Modeling Subsurface Phosphorus Transport in Icecreamdb.

The ICECREAMDB calculation tool is since 2005 used to estimate the diffuse phosphorus (P) losses from Swedish agricultural soils for both national and international environmental reporting, and as a tool to evaluate the effects of different measures to reduce P losses. The major pathway for P losses from Swedish agricultural soils is through sub-surface flow and especially through macropore transport, while surface runoff and erosion is a more limited problem. Hence, it has been crucial to develop model processes for macropore transport of P to reproduce the pattern for P losses observed in the field. Recently, the hydrology parts, and especially transport in macropores have been further developed in ICECREAMDB. It is now built on the two models SOIL and ICECREAM. ICECREAM is a management oriented phosphorus loss model, which simulates field-scale erosion and losses of dissolved and particulate P. SOIL is a soil water and heat model,  and simulates water discharge through surface runoff, and matrix and macropore flow as input to the phosphorus simulations. 
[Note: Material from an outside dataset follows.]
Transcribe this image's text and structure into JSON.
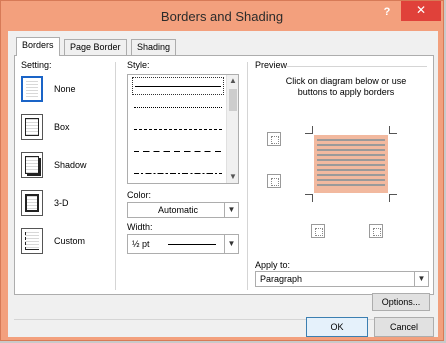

The SOIL model includes a full water balance. Richards’ equation is used to calculate infiltration and water transport through the soil matrix to drainage pipes. If the precipitation rate exceeds the infiltration rate a surface water pool is generated. The surface pool is then divided between surface runoff and macropore flow, depending on the soil surface conditions, i.e. the fraction of soil surface where macropores are sealed due to soil compaction or freezing. Crop cover protects the soil from being sealed due to the impact of raindrops.  Simulated daily results of plant water uptake, soil water content, matrix and macropore  flow, surface water runoff, snow content, and soil temperatures are exported from the SOIL model and used as driving variables in the ICECREAM model.

Particulate P is lost either through surface runoff with erosion or through macropore transport. Erosion is calculated from the modified USLE equation and P-concentration in the sediments is accounted for by an enrichment factor. For macropore transport, particles are generated from a surface pool of readily available particles. The pool is replenished by processes rearranging the soil, such as soil tillage and freezing-thawing, but also by a time factor. Sediment is lost from the pool when macropore flow occurs. Losses through macropores are immediately channelled to the drainage pipes. Losses of dissolved P, assumed to be in equilibrium with the solid phases of soil P, are accounted for in matrix flow, macropore flow and surface runoff.

The model performance is currently being evaluated against measured data on drainage and P-losses from agricultural soils in Sweden.